Federal and state lawmakers across the United States are increasingly enacting age-verification laws for a wide range of online content, including social networks and video sites, beyond just pornography. Proponents argue these measures are crucial for protecting children online, often necessitating government-mandated ID or face scans for users. This legislative push comes as the United Kingdom’s similar Online Safety Act provides a real-world case study, revealing significant challenges and unforeseen outcomes.
In the U.S., 25 states have passed age verification laws for adult websites since 2022, with the Supreme Court affirming Texas's adult content law in June. The scope of these laws is now expanding to social media, with states like Mississippi seeing their age-check laws for social platforms allowed to proceed by federal courts. However, these state-level social media laws are largely facing legal challenges and have yet to take widespread effect.
The implementation of such stringent verification methods has drawn criticism from tech and privacy experts. John Scott-Railton, a researcher at the Citizen Lab at the University of Toronto, characterized the U.K. case as –a textbook illustration of the law of unintended consequences.– He noted that the law –suppresses traffic to compliant platforms while driving users to sites without age verification,– effectively rewarding non-compliance.
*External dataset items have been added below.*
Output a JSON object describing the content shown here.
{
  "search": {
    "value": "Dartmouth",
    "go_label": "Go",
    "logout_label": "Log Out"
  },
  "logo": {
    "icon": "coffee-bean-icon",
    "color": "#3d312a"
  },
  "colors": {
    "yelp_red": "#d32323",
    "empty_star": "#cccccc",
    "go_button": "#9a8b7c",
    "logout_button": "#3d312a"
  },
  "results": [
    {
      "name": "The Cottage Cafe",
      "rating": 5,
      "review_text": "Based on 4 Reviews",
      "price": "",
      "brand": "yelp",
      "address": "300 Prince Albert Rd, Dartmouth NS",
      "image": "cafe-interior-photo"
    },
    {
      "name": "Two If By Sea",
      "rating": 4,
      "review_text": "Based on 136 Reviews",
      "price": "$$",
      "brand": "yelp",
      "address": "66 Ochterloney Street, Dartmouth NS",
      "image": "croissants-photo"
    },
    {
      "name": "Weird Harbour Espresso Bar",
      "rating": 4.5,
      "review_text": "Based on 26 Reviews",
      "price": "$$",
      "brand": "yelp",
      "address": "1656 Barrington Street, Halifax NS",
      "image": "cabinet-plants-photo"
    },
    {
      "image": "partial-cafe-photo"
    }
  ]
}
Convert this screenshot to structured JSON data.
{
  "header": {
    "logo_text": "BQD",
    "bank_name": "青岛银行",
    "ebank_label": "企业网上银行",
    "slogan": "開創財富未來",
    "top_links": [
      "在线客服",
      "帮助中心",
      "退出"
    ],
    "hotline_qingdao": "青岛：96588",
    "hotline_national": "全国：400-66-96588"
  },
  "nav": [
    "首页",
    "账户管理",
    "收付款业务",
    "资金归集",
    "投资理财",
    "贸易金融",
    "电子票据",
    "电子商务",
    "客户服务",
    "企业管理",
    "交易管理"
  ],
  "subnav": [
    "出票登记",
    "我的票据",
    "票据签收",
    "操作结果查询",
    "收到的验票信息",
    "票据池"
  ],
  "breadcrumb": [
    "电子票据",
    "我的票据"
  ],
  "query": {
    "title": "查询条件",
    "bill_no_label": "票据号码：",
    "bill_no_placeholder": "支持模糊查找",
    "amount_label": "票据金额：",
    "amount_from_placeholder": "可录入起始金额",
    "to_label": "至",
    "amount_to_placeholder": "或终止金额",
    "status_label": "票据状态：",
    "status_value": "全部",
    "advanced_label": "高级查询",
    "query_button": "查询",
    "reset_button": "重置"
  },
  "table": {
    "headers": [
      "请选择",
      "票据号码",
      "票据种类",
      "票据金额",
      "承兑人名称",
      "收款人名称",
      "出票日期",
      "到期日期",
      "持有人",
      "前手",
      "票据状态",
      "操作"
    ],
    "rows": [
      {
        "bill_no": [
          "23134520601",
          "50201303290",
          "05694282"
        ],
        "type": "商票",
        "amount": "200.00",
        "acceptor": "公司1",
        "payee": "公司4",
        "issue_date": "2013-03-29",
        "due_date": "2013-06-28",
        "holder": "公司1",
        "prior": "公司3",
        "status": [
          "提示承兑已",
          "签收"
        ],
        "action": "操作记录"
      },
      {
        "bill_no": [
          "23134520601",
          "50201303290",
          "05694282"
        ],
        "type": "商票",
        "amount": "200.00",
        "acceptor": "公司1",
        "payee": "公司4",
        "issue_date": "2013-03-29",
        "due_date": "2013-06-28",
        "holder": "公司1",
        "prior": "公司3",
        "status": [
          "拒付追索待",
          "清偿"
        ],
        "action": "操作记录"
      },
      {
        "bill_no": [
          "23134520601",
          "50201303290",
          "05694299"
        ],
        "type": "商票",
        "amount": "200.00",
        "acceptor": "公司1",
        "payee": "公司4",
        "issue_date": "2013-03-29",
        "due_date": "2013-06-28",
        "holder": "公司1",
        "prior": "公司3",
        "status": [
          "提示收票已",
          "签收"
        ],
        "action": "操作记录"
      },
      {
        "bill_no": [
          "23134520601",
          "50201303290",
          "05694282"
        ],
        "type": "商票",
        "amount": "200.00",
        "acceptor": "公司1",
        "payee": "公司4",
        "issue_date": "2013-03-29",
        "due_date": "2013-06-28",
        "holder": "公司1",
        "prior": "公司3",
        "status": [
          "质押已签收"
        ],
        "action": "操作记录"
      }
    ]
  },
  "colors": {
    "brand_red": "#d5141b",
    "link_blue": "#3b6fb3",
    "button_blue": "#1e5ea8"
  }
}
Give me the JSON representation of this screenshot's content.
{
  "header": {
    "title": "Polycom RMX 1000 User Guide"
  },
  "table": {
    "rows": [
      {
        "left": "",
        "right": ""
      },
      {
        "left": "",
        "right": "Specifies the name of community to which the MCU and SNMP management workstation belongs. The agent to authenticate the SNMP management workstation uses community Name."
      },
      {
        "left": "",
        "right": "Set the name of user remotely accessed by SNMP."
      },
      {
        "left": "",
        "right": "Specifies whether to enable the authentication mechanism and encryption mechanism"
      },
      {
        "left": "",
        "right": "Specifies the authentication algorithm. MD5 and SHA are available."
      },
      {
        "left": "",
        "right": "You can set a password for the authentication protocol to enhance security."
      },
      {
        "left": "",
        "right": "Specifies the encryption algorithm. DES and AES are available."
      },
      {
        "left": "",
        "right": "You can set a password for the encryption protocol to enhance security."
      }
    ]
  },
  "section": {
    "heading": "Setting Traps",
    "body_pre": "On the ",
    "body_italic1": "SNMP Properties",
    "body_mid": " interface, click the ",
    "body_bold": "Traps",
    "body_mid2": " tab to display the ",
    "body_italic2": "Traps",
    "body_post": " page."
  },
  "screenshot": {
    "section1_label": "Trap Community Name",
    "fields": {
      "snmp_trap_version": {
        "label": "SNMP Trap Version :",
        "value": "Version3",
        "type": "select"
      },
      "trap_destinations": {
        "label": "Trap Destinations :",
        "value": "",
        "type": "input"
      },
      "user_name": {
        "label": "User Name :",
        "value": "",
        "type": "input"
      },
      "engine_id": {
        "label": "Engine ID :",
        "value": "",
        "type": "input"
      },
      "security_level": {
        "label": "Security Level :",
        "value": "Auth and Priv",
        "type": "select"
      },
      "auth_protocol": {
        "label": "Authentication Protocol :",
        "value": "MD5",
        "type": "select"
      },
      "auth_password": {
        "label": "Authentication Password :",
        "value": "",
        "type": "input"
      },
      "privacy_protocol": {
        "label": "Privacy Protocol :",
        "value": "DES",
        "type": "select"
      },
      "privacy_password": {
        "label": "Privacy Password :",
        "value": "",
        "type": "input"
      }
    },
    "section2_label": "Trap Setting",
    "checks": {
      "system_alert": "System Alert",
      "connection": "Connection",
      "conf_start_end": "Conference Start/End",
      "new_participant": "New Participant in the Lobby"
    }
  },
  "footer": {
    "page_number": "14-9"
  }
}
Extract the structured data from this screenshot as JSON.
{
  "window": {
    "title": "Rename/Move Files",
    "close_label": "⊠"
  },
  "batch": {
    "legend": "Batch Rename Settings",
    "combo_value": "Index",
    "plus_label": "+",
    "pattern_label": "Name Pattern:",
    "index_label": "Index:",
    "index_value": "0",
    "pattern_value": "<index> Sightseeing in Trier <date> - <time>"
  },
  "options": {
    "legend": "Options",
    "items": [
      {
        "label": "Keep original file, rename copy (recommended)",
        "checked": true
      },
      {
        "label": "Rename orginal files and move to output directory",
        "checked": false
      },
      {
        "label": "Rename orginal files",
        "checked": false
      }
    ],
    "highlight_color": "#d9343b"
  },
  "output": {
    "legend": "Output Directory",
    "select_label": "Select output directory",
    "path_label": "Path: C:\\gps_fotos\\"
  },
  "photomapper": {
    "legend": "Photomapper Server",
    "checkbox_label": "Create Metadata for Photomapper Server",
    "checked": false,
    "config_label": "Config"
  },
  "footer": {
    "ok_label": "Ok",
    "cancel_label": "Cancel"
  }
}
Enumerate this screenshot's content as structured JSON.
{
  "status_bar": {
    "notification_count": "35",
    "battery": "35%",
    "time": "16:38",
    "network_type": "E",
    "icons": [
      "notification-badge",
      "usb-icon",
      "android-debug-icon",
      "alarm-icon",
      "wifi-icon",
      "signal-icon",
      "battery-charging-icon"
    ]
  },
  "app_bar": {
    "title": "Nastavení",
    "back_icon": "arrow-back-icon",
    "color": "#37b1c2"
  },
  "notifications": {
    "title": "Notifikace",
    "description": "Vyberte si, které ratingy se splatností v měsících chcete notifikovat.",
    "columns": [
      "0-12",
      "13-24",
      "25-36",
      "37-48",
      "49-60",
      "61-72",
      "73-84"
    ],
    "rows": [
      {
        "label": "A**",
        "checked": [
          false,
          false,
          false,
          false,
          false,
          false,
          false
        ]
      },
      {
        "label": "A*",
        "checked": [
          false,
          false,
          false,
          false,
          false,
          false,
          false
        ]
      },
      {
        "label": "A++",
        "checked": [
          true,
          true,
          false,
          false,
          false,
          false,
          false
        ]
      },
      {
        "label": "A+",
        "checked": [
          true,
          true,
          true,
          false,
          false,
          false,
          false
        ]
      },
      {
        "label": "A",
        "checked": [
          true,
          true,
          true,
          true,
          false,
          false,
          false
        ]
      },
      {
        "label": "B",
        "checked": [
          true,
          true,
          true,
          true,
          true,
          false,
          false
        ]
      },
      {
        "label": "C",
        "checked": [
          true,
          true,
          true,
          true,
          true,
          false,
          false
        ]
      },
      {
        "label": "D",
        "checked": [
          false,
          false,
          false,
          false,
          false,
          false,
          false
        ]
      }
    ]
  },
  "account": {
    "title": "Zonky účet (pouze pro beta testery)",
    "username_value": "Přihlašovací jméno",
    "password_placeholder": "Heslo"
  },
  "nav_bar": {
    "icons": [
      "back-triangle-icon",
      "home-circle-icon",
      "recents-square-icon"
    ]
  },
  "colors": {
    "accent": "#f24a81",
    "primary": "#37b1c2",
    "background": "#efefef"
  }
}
Experts warn that mandating ID or face scans for all users, including adults, raises significant privacy concerns, including the risk of data breaches and misuse of sensitive information. The high costs associated with compliance are also proving burdensome, particularly for smaller platforms, leading some, like Bluesky in Mississippi, to block access to users in states with strict new laws rather than bear the financial and operational strain.
Furthermore, the effectiveness of these laws is being questioned, as users can easily circumvent age gates using tools like Virtual Private Networks (VPNs). The debate continues over whether these laws genuinely protect minors or inadvertently push them towards less regulated, potentially more dangerous corners of the internet, while simultaneously infringing on the privacy and free expression of all online users.